$19.05/hr. is the minimum a person needs to get by, says Ontario Living Wage Network

Ontario’s minimum wage of $15.50 an hour isn’t cutting it: that’s the conclusion of the Living Wage Network after its latest calculations.

“If you work full time you should be able to make ends meet. What else is work for, right? It’s supposed to be that you can pay your bills,” communications coordinator at the Ontario Living Wage Network, Craig Pickthorne told Global News.

“Shelter, food, childcare, transportation. We also take into account things I think we can all agree upon are essential like high speed internet access, non OHIP medical clothing,” Pickthorne said.

In Eastern Ontario that comes to $19.05 an hour this year, up from $17.75 last year.

There are employers that have joined with the living wage network through its living wage employer certification.

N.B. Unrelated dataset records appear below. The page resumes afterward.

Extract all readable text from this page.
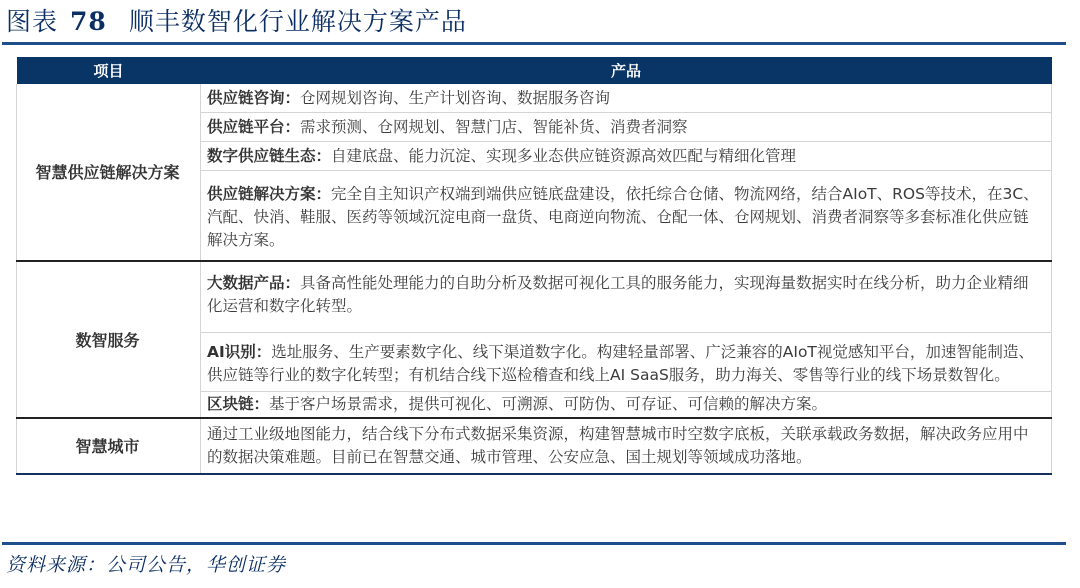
图表 78 顺丰数智化行业解决方案产品
项目	产品
智慧供应链解决方案	供应链咨询：仓网规划咨询、生产计划咨询、数据服务咨询
	供应链平台：需求预测、仓网规划、智慧门店、智能补货、消费者洞察
	数字供应链生态：自建底盘、能力沉淀、实现多业态供应链资源高效匹配与精细化管理
	供应链解决方案：完全自主知识产权端到端供应链底盘建设，依托综合仓储、物流网络，结合AIoT、ROS等技术，在3C、汽配、快消、鞋服、医药等领域沉淀电商一盘货、电商逆向物流、仓配一体、仓网规划、消费者洞察等多套标准化供应链解决方案。
数智服务	大数据产品：具备高性能处理能力的自助分析及数据可视化工具的服务能力，实现海量数据实时在线分析，助力企业精细化运营和数字化转型。
	AI识别：选址服务、生产要素数字化、线下渠道数字化。构建轻量部署、广泛兼容的AIoT视觉感知平台，加速智能制造、供应链等行业的数字化转型；有机结合线下巡检稽查和线上AI SaaS服务，助力海关、零售等行业的线下场景数智化。
	区块链：基于客户场景需求，提供可视化、可溯源、可防伪、可存证、可信赖的解决方案。
智慧城市	通过工业级地图能力，结合线下分布式数据采集资源，构建智慧城市时空数字底板，关联承载政务数据，解决政务应用中的数据决策难题。目前已在智慧交通、城市管理、公安应急、国土规划等领域成功落地。
资料来源：公司公告，华创证券
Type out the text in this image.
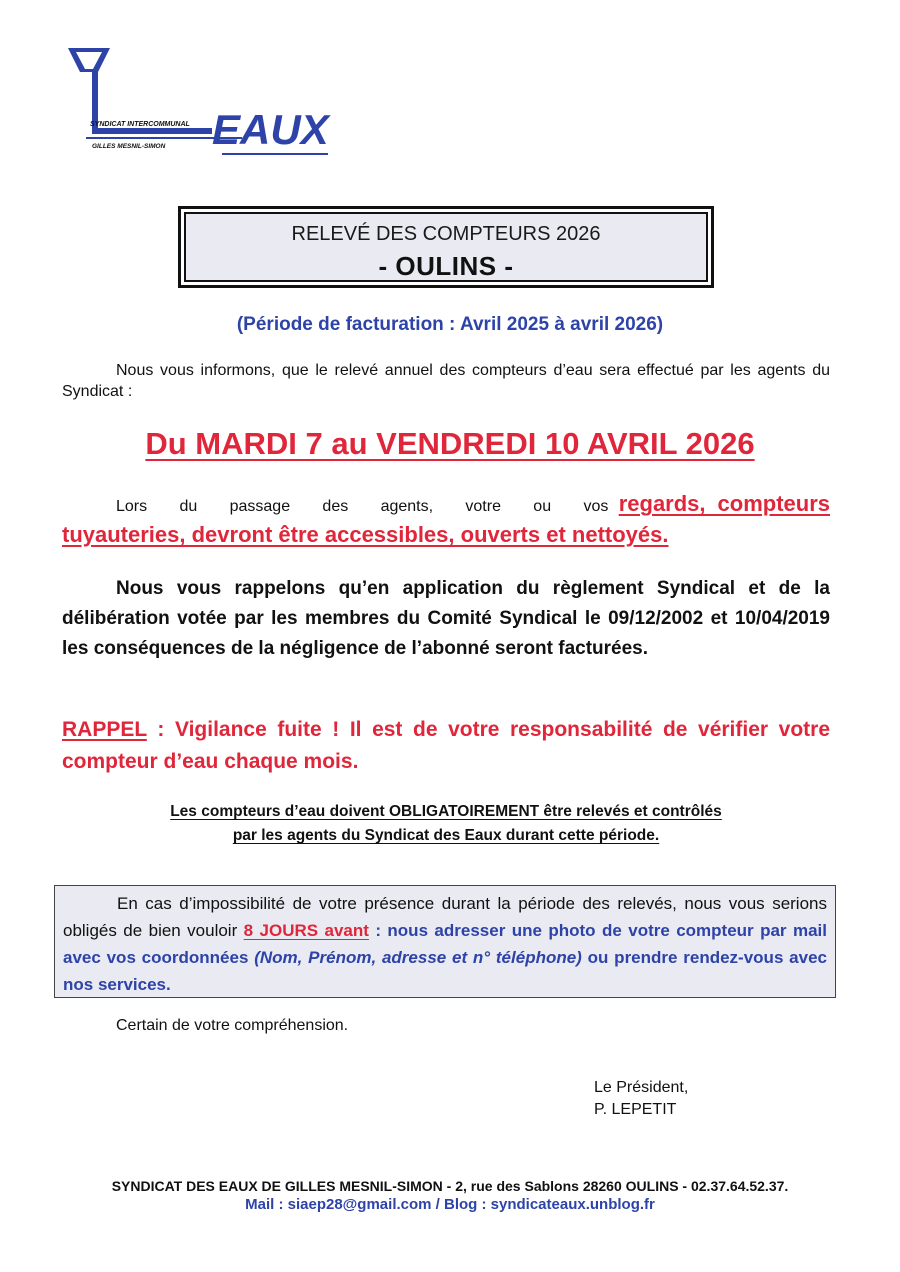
SYNDICAT INTERCOMMUNAL
GILLES MESNIL-SIMON EAUX
RELEVÉ DES COMPTEURS 2026
- OULINS -
(Période de facturation : Avril 2025 à avril 2026)
Nous vous informons, que le relevé annuel des compteurs d’eau sera effectué par les agents du Syndicat :
Du MARDI 7 au VENDREDI 10 AVRIL 2026
Lors du passage des agents, votre ou vos regards, compteurs
tuyauteries, devront être accessibles, ouverts et nettoyés.
Nous vous rappelons qu’en application du règlement Syndical et de la délibération votée par les membres du Comité Syndical le 09/12/2002 et 10/04/2019 les conséquences de la négligence de l’abonné seront facturées.
RAPPEL : Vigilance fuite ! Il est de votre responsabilité de vérifier votre compteur d’eau chaque mois.
Les compteurs d’eau doivent OBLIGATOIREMENT être relevés et contrôlés
par les agents du Syndicat des Eaux durant cette période.
En cas d’impossibilité de votre présence durant la période des relevés, nous vous serions obligés de bien vouloir 8 JOURS avant : nous adresser une photo de votre compteur par mail avec vos coordonnées (Nom, Prénom, adresse et n° téléphone) ou prendre rendez-vous avec nos services.
Certain de votre compréhension.
Le Président,
P. LEPETIT
SYNDICAT DES EAUX DE GILLES MESNIL-SIMON - 2, rue des Sablons 28260 OULINS - 02.37.64.52.37.
Mail : siaep28@gmail.com / Blog : syndicateaux.unblog.fr
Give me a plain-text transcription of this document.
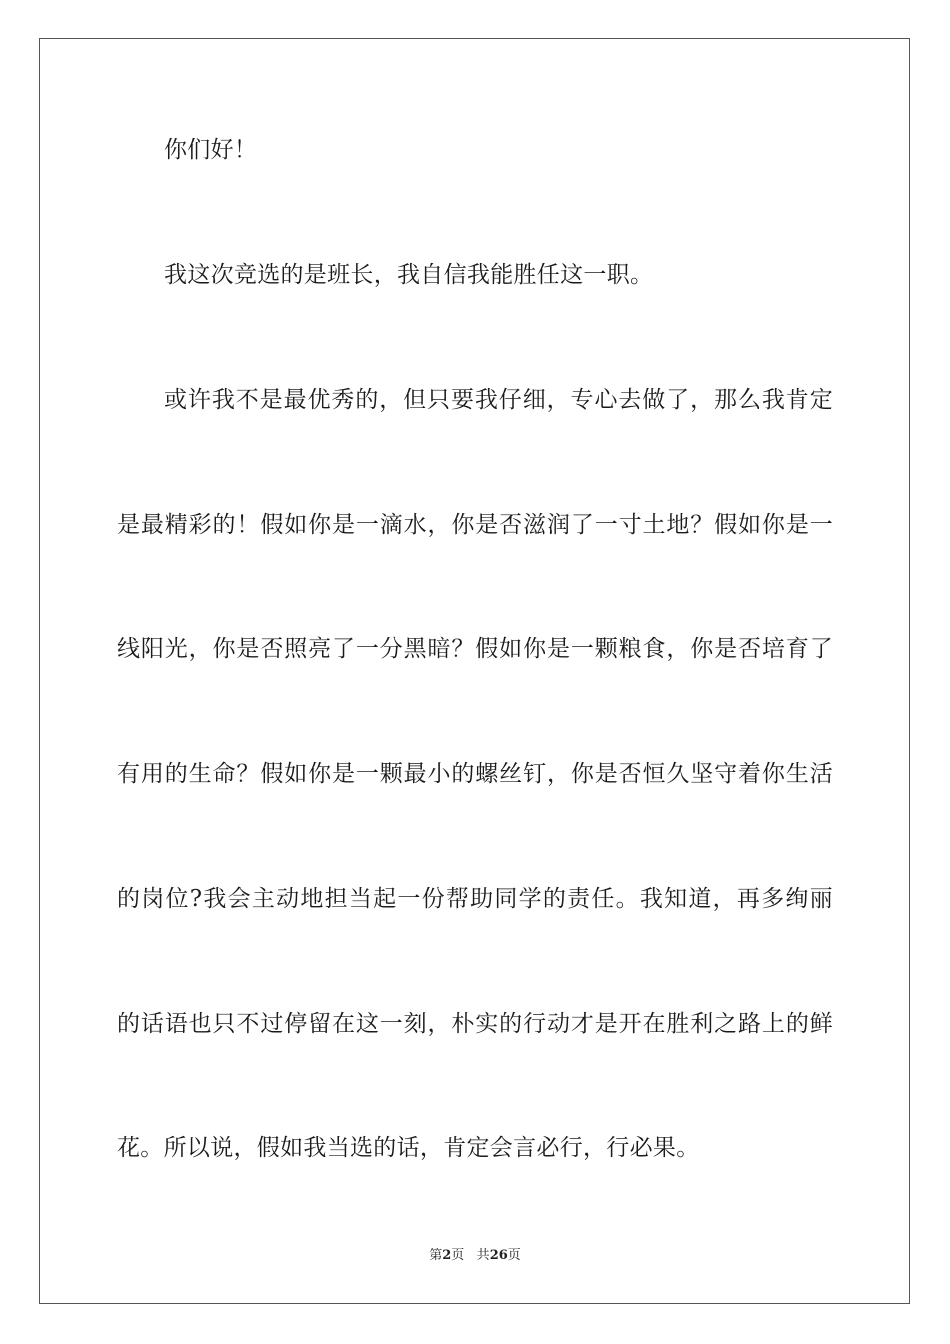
你们好！
我这次竞选的是班长，我自信我能胜任这一职。
或许我不是最优秀的，但只要我仔细，专心去做了，那么我肯定
是最精彩的！假如你是一滴水，你是否滋润了一寸土地？假如你是一
线阳光，你是否照亮了一分黑暗？假如你是一颗粮食，你是否培育了
有用的生命？假如你是一颗最小的螺丝钉，你是否恒久坚守着你生活
的岗位?我会主动地担当起一份帮助同学的责任。我知道，再多绚丽
的话语也只不过停留在这一刻，朴实的行动才是开在胜利之路上的鲜
花。所以说，假如我当选的话，肯定会言必行，行必果。
第2页 共26页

In Kingston there are 18 certified employers paying that living wage, ranging from the public sector like the City of Kingston, to not for profits like United Way KFL&A.

Norah Petersen is the owner of Daughters General Store on John Street and is a certified living wage employer.

“Our hope is that paying a living wage helps our employees feel valued and makes them happy workers and also that it acts positively in our community to encourage other businesses to do the same thing,” Petersen said.

Tri-Art Manufacturing is also a living wage employer. The family-run paint and art supplies business has over 70 employees. Co-owner Evan Ginsberg says they signed up to be a living wage employer when the pandemic hit in 2020.

“We knew it would be tricky times for everyone so it was one of the first things that we did was get on board with to help people out,” Ginsburg said.

Combined benefits for full time employees, two years into the living wage certification, Ginsburg thinks it’s been the right call.

“I think the moral has been pretty good with them and it’s definitely made a difference in terms of keeping people around and working,” added Ginsburg.

Retention is critical for employers in various sectors struggling to fill positions. Across the province there are now a total 530 certified living wage employers.